My searching on how to forcefully remove an addon has not been successful...

Let me know if I can provide any additional information.

A quick workaround would be to do:

sudo sed  's,daemonset.apps/nvidia-device-plugin-daemonset,pod/gpu-operator,' -i /var/snap/microk8s/common/addons/core/addons.yaml

Then do microk8s disable gpu && microk8s enable gpu

Output of microk8s addons repo update core Don't think it helped fix the issue

kartik@ninja01:~$ microk8s addons repo update core
Updating repository core
Traceback (most recent call last):
  File "/snap/microk8s/4055/scripts/wrappers/addons.py", line 346, in <module>
    addons(prog_name="microk8s addons")
  File "/snap/microk8s/4055/usr/lib/python3/dist-packages/click/core.py", line 722, in __call__
    return self.main(*args, **kwargs)
  File "/snap/microk8s/4055/usr/lib/python3/dist-packages/click/core.py", line 697, in main
    rv = self.invoke(ctx)
  File "/snap/microk8s/4055/usr/lib/python3/dist-packages/click/core.py", line 1066, in invoke
    return _process_result(sub_ctx.command.invoke(sub_ctx))
  File "/snap/microk8s/4055/usr/lib/python3/dist-packages/click/core.py", line 1066, in invoke
    return _process_result(sub_ctx.command.invoke(sub_ctx))
  File "/snap/microk8s/4055/usr/lib/python3/dist-packages/click/core.py", line 895, in invoke
    return ctx.invoke(self.callback, **ctx.params)
  File "/snap/microk8s/4055/usr/lib/python3/dist-packages/click/core.py", line 535, in invoke
    return callback(*args, **kwargs)
  File "/snap/microk8s/4055/scripts/wrappers/addons.py", line 245, in update
    [GIT, "remote", "get-url", "origin"], cwd=repo_dir, stderr=subprocess.DEVNULL
  File "/snap/microk8s/4055/usr/lib/python3.6/subprocess.py", line 356, in check_output
    **kwargs).stdout
  File "/snap/microk8s/4055/usr/lib/python3.6/subprocess.py", line 438, in run
    output=stdout, stderr=stderr)
subprocess.CalledProcessError: Command '['/snap/microk8s/4055/git.wrapper', 'remote', 'get-url', 'origin']' returned non-zero exit status 128.

Hi @kartikra

This sounds like a bug. Can you try to see if microk8s addons repo add core /snap/microk8s/current/addons/core --force does it?

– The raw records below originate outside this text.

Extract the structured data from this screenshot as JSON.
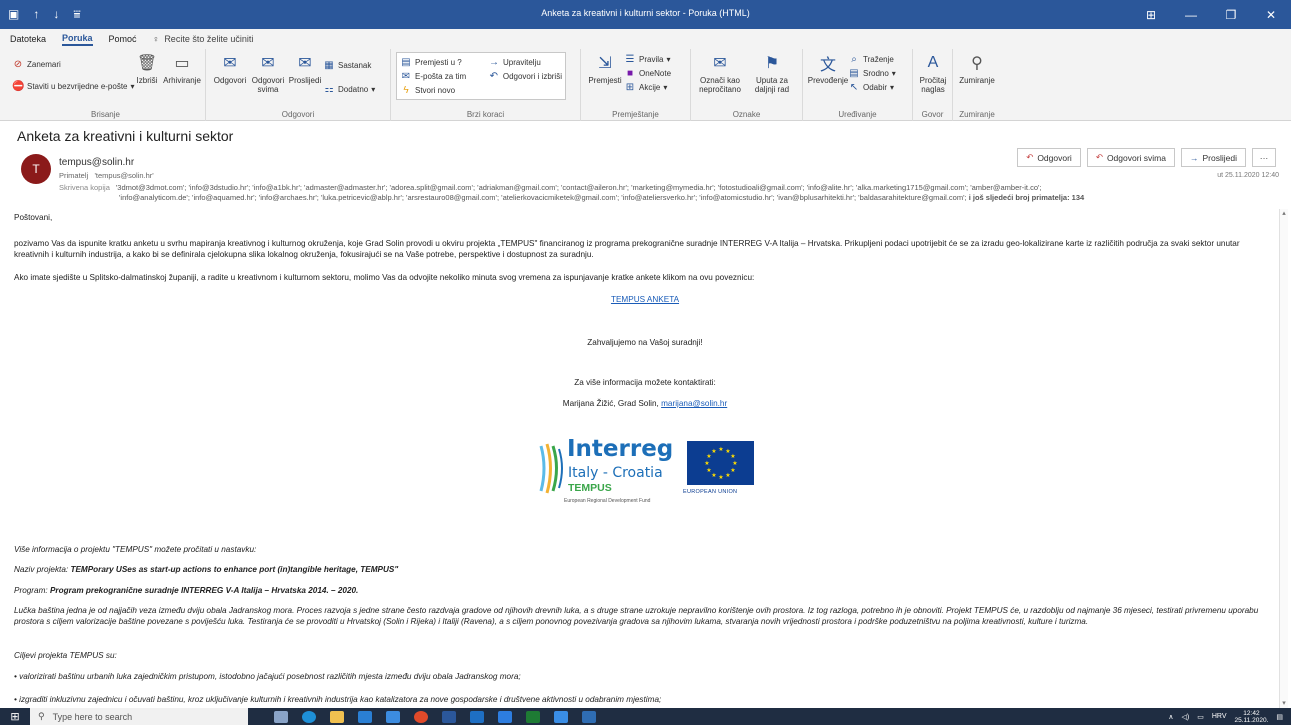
{
  "window": {
    "title": "Anketa za kreativni i kulturni sektor - Poruka (HTML)"
  },
  "tabs": {
    "items": [
      "Datoteka",
      "Poruka",
      "Pomoć"
    ],
    "tellme": "Recite što želite učiniti"
  },
  "ribbon": {
    "brisanje": {
      "label": "Brisanje",
      "zanemari": "Zanemari",
      "blokiraj": "Staviti u bezvrijedne e-pošte",
      "izbrisi": "Izbriši",
      "arhiviranje": "Arhiviranje"
    },
    "odgovori": {
      "label": "Odgovori",
      "odgovori": "Odgovori",
      "odgovori_svima": "Odgovori svima",
      "proslijedi": "Proslijedi",
      "sastanak": "Sastanak",
      "dodatno": "Dodatno"
    },
    "brzi_koraci": {
      "label": "Brzi koraci",
      "items": [
        "Premjesti u ?",
        "Upravitelju",
        "E-pošta za tim",
        "Odgovori i izbriši",
        "Stvori novo"
      ]
    },
    "premjestanje": {
      "label": "Premještanje",
      "premjesti": "Premjesti",
      "pravila": "Pravila",
      "onenote": "OneNote",
      "akcije": "Akcije"
    },
    "oznake": {
      "label": "Oznake",
      "neprocitano": "Označi kao nepročitano",
      "upute": "Uputa za daljnji rad"
    },
    "uredivanje": {
      "label": "Uređivanje",
      "prevodenje": "Prevođenje",
      "trazenje": "Traženje",
      "srodno": "Srodno",
      "odabir": "Odabir"
    },
    "govor": {
      "label": "Govor",
      "procitaj": "Pročitaj naglas"
    },
    "zumiranje": {
      "label": "Zumiranje",
      "zumiranje": "Zumiranje"
    }
  },
  "message": {
    "subject": "Anketa za kreativni i kulturni sektor",
    "avatar_letter": "T",
    "sender": "tempus@solin.hr",
    "recipient_label": "Primatelj",
    "recipient": "tempus@solin.hr",
    "bcc_label": "Skrivena kopija",
    "bcc_line1": "'3dmot@3dmot.com'; 'info@3dstudio.hr'; 'info@a1bk.hr'; 'admaster@admaster.hr'; 'adorea.split@gmail.com'; 'adriakman@gmail.com'; 'contact@aileron.hr'; 'marketing@mymedia.hr'; 'fotostudioali@gmail.com'; 'info@alite.hr'; 'alka.marketing1715@gmail.com'; 'amber@amber-it.co';",
    "bcc_line2": "'info@analyticom.de'; 'info@aquamed.hr'; 'info@archaes.hr'; 'luka.petricevic@ablp.hr'; 'arsrestauro08@gmail.com'; 'atelierkovacicmiketek@gmail.com'; 'info@ateliersverko.hr'; 'info@atomicstudio.hr'; 'ivan@bplusarhitekti.hr'; 'baldasarahitekture@gmail.com';",
    "bcc_more": "i još sljedeći broj primatelja: 134",
    "sent": "ut 25.11.2020 12:40",
    "actions": {
      "reply": "Odgovori",
      "reply_all": "Odgovori svima",
      "forward": "Proslijedi",
      "more": "···"
    }
  },
  "body": {
    "greeting": "Poštovani,",
    "para1": "pozivamo Vas da ispunite kratku anketu u svrhu mapiranja kreativnog i kulturnog okruženja, koje Grad Solin provodi u okviru projekta „TEMPUS\" financiranog iz programa prekogranične suradnje INTERREG V-A Italija – Hrvatska. Prikupljeni podaci upotrijebit će se za izradu geo-lokalizirane karte iz različitih područja za svaki sektor unutar kreativnih i kulturnih industrija, a kako bi se definirala cjelokupna slika lokalnog okruženja, fokusirajući se na Vaše potrebe, perspektive i dostupnost za suradnju.",
    "para2": "Ako imate sjedište u Splitsko-dalmatinskoj županiji, a radite u kreativnom i kulturnom sektoru, molimo Vas da odvojite nekoliko minuta svog vremena za ispunjavanje kratke ankete klikom na ovu poveznicu:",
    "link": "TEMPUS ANKETA",
    "thanks": "Zahvaljujemo na Vašoj suradnji!",
    "contact_title": "Za više informacija možete kontaktirati:",
    "contact_name": "Marijana Žižić, Grad Solin, ",
    "contact_email": "marijana@solin.hr",
    "more_info": "Više informacija o projektu \"TEMPUS\" možete pročitati u nastavku:",
    "naziv_label": "Naziv projekta: ",
    "naziv_value": "TEMPorary USes as start-up actions to enhance port (in)tangible heritage, TEMPUS\"",
    "program_label": "Program: ",
    "program_value": "Program prekogranične suradnje INTERREG V-A Italija – Hrvatska 2014. – 2020.",
    "para3": "Lučka baština jedna je od najjačih veza između dviju obala Jadranskog mora. Proces razvoja s jedne strane često razdvaja gradove od njihovih drevnih luka, a s druge strane uzrokuje nepravilno korištenje ovih prostora. Iz tog razloga, potrebno ih je obnoviti. Projekt TEMPUS će, u razdoblju od najmanje 36 mjeseci, testirati privremenu uporabu prostora s ciljem valorizacije baštine povezane s poviješću luka. Testiranja će se provoditi u Hrvatskoj (Solin i Rijeka) i Italiji (Ravena), a s ciljem ponovnog povezivanja gradova sa njihovim lukama, stvaranja novih vrijednosti prostora i podrške poduzetništvu na poljima kreativnosti, kulture i turizma.",
    "goals_title": "Ciljevi projekta TEMPUS su:",
    "goal1": "• valorizirati baštinu urbanih luka zajedničkim pristupom, istodobno jačajući posebnost različitih mjesta između dviju obala Jadranskog mora;",
    "goal2": "• izgraditi inkluzivnu zajednicu i očuvati baštinu, kroz uključivanje kulturnih i kreativnih industrija kao katalizatora za nove gospodarske i društvene aktivnosti u odabranim mjestima;"
  },
  "logo": {
    "interreg": "Interreg",
    "region": "Italy - Croatia",
    "project": "TEMPUS",
    "fund": "European Regional Development Fund",
    "eu": "EUROPEAN UNION"
  },
  "taskbar": {
    "search_placeholder": "Type here to search",
    "lang": "HRV",
    "time": "12:42",
    "date": "25.11.2020."
  }
}
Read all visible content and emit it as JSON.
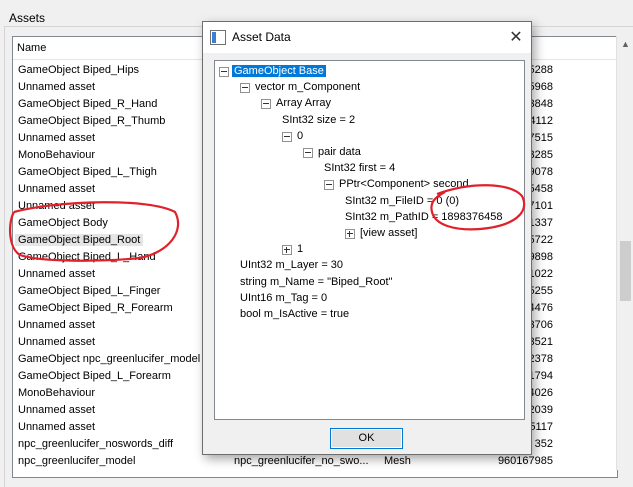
{
  "panel": {
    "title": "Assets"
  },
  "list": {
    "columns": {
      "name": "Name"
    },
    "rows": [
      {
        "name": "GameObject Biped_Hips",
        "pathid": "5288"
      },
      {
        "name": "Unnamed asset",
        "pathid": "5968"
      },
      {
        "name": "GameObject Biped_R_Hand",
        "pathid": "3848"
      },
      {
        "name": "GameObject Biped_R_Thumb",
        "pathid": "4112"
      },
      {
        "name": "Unnamed asset",
        "pathid": "7515"
      },
      {
        "name": "MonoBehaviour",
        "pathid": "3285"
      },
      {
        "name": "GameObject Biped_L_Thigh",
        "pathid": "9078"
      },
      {
        "name": "Unnamed asset",
        "pathid": "5458"
      },
      {
        "name": "Unnamed asset",
        "pathid": "7101"
      },
      {
        "name": "GameObject Body",
        "pathid": "1337"
      },
      {
        "name": "GameObject Biped_Root",
        "pathid": "5722",
        "selected": true
      },
      {
        "name": "GameObject Biped_L_Hand",
        "pathid": "9898"
      },
      {
        "name": "Unnamed asset",
        "pathid": "1022"
      },
      {
        "name": "GameObject Biped_L_Finger",
        "pathid": "5255"
      },
      {
        "name": "GameObject Biped_R_Forearm",
        "pathid": "4476"
      },
      {
        "name": "Unnamed asset",
        "pathid": "3706"
      },
      {
        "name": "Unnamed asset",
        "pathid": "3521"
      },
      {
        "name": "GameObject npc_greenlucifer_model",
        "pathid": "2378"
      },
      {
        "name": "GameObject Biped_L_Forearm",
        "pathid": "1794"
      },
      {
        "name": "MonoBehaviour",
        "pathid": "4026"
      },
      {
        "name": "Unnamed asset",
        "pathid": "2039"
      },
      {
        "name": "Unnamed asset",
        "pathid": "5117"
      },
      {
        "name": "npc_greenlucifer_noswords_diff",
        "pathid": "352"
      },
      {
        "name": "npc_greenlucifer_model",
        "container": "npc_greenlucifer_no_swo...",
        "type": "Mesh",
        "pathid": "960167985"
      }
    ]
  },
  "dialog": {
    "title": "Asset Data",
    "close_glyph": "✕",
    "ok_label": "OK",
    "tree": [
      {
        "text": "GameObject Base",
        "depth": 0,
        "expander": "minus",
        "selected": true
      },
      {
        "text": "vector m_Component",
        "depth": 1,
        "expander": "minus"
      },
      {
        "text": "Array Array",
        "depth": 2,
        "expander": "minus"
      },
      {
        "text": "SInt32 size = 2",
        "depth": 3,
        "expander": "none"
      },
      {
        "text": "0",
        "depth": 3,
        "expander": "minus"
      },
      {
        "text": "pair data",
        "depth": 4,
        "expander": "minus"
      },
      {
        "text": "SInt32 first = 4",
        "depth": 5,
        "expander": "none"
      },
      {
        "text": "PPtr<Component> second",
        "depth": 5,
        "expander": "minus"
      },
      {
        "text": "SInt32 m_FileID = 0 (0)",
        "depth": 6,
        "expander": "none"
      },
      {
        "text": "SInt32 m_PathID = 1898376458",
        "depth": 6,
        "expander": "none"
      },
      {
        "text": "[view asset]",
        "depth": 6,
        "expander": "plus"
      },
      {
        "text": "1",
        "depth": 3,
        "expander": "plus"
      },
      {
        "text": "UInt32 m_Layer = 30",
        "depth": 1,
        "expander": "none"
      },
      {
        "text": "string m_Name = \"Biped_Root\"",
        "depth": 1,
        "expander": "none"
      },
      {
        "text": "UInt16 m_Tag = 0",
        "depth": 1,
        "expander": "none"
      },
      {
        "text": "bool m_IsActive = true",
        "depth": 1,
        "expander": "none"
      }
    ]
  },
  "annotation_color": "#e0202a"
}
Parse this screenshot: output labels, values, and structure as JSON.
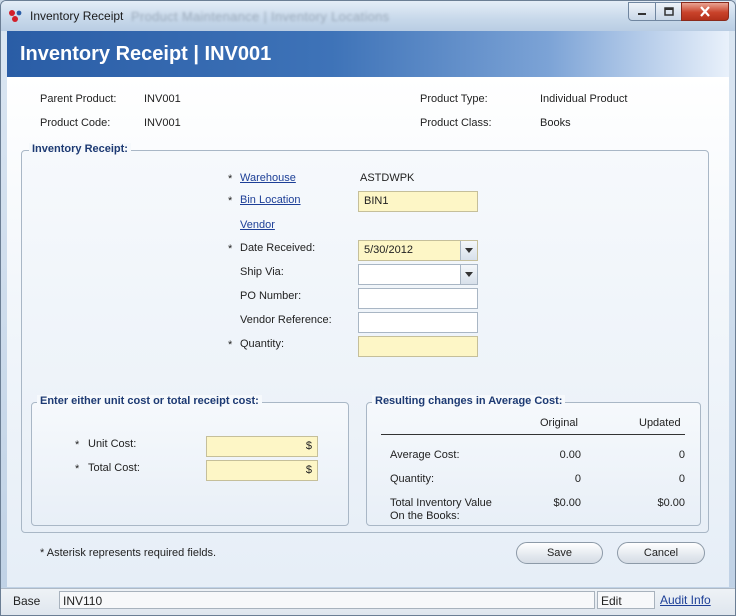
{
  "window": {
    "title": "Inventory Receipt",
    "background_tabs": "Product Maintenance  |  Inventory Locations"
  },
  "header": {
    "title": "Inventory Receipt  |  INV001"
  },
  "product_info": {
    "parent_product_label": "Parent Product:",
    "parent_product_value": "INV001",
    "product_code_label": "Product Code:",
    "product_code_value": "INV001",
    "product_type_label": "Product Type:",
    "product_type_value": "Individual Product",
    "product_class_label": "Product Class:",
    "product_class_value": "Books"
  },
  "receipt": {
    "group_title": "Inventory Receipt:",
    "required_marker": "*",
    "warehouse_label": "Warehouse",
    "warehouse_value": "ASTDWPK",
    "bin_location_label": "Bin Location",
    "bin_location_value": "BIN1",
    "vendor_label": "Vendor",
    "date_received_label": "Date Received:",
    "date_received_value": "5/30/2012",
    "ship_via_label": "Ship Via:",
    "ship_via_value": "",
    "po_number_label": "PO Number:",
    "po_number_value": "",
    "vendor_reference_label": "Vendor Reference:",
    "vendor_reference_value": "",
    "quantity_label": "Quantity:",
    "quantity_value": ""
  },
  "cost": {
    "group_title": "Enter either unit cost or total receipt cost:",
    "unit_cost_label": "Unit Cost:",
    "unit_cost_value": "$",
    "total_cost_label": "Total Cost:",
    "total_cost_value": "$"
  },
  "average_cost": {
    "group_title": "Resulting changes in Average Cost:",
    "col_original": "Original",
    "col_updated": "Updated",
    "rows": [
      {
        "label": "Average Cost:",
        "original": "0.00",
        "updated": "0"
      },
      {
        "label": "Quantity:",
        "original": "0",
        "updated": "0"
      },
      {
        "label": "Total Inventory Value\nOn the Books:",
        "original": "$0.00",
        "updated": "$0.00"
      }
    ]
  },
  "footer": {
    "required_note": "* Asterisk represents required fields.",
    "save_label": "Save",
    "cancel_label": "Cancel"
  },
  "statusbar": {
    "mode": "Base",
    "code": "INV110",
    "state": "Edit",
    "audit_link": "Audit Info"
  },
  "colors": {
    "banner_start": "#2a5da6",
    "link": "#1d3f97",
    "required_field": "#fdf6c6",
    "group_title": "#1d3a73"
  }
}
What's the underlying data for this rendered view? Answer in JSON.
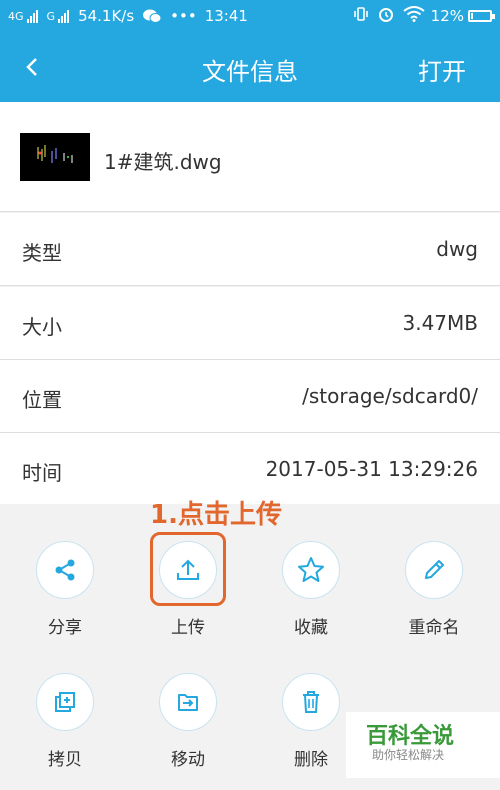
{
  "status_bar": {
    "network1": "4G",
    "network2": "G",
    "speed": "54.1K/s",
    "dots": "•••",
    "time": "13:41",
    "battery": "12%",
    "battery_level": 0.12
  },
  "header": {
    "title": "文件信息",
    "open_label": "打开"
  },
  "file": {
    "name": "1#建筑.dwg"
  },
  "info": [
    {
      "label": "类型",
      "value": "dwg"
    },
    {
      "label": "大小",
      "value": "3.47MB"
    },
    {
      "label": "位置",
      "value": "/storage/sdcard0/"
    },
    {
      "label": "时间",
      "value": "2017-05-31 13:29:26"
    }
  ],
  "annotation": "1.点击上传",
  "actions": [
    {
      "label": "分享",
      "icon": "share-icon"
    },
    {
      "label": "上传",
      "icon": "upload-icon"
    },
    {
      "label": "收藏",
      "icon": "star-icon"
    },
    {
      "label": "重命名",
      "icon": "pencil-icon"
    },
    {
      "label": "拷贝",
      "icon": "copy-icon"
    },
    {
      "label": "移动",
      "icon": "move-icon"
    },
    {
      "label": "删除",
      "icon": "trash-icon"
    }
  ],
  "watermark": {
    "title": "百科全说",
    "subtitle": "助你轻松解决"
  },
  "colors": {
    "accent": "#25a7df",
    "highlight": "#e2672d"
  }
}
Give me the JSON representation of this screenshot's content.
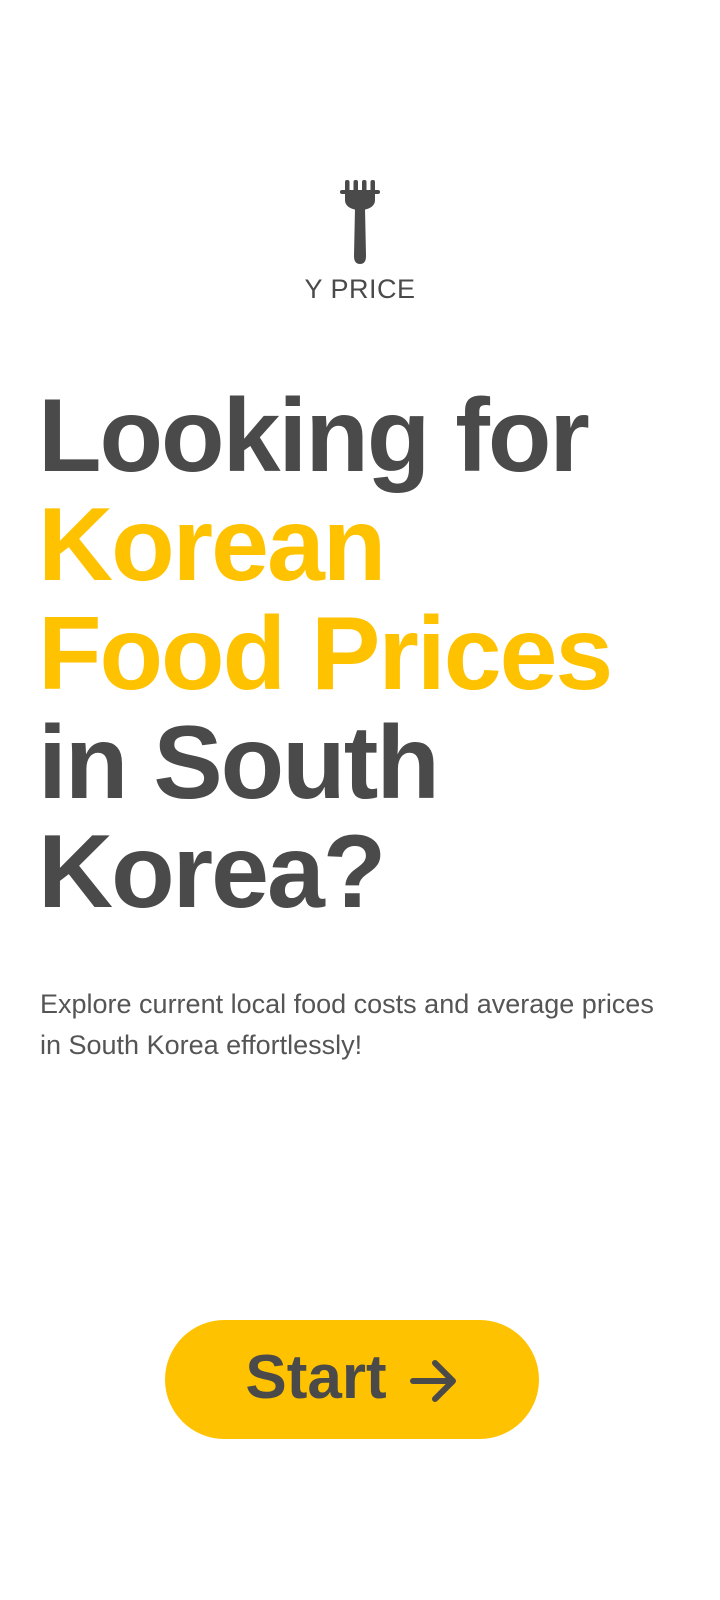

Hello - I just got to try it recently. Was not able to test sooner. Looks like microk8s addons repo add core /snap/microk8s/current/addons/core --force works. Able to see gpu validations now

@neoaggelos your sed command kicked out: sed: -e expression #1, char 32: unknown option to 's'

sed --version
sed (GNU sed) 4.8
Packaged by Debian
Copyright (C) 2020 Free Software Foundation, Inc.
License GPLv3+: GNU GPL version 3 or later <https://gnu.org/licenses/gpl.html>.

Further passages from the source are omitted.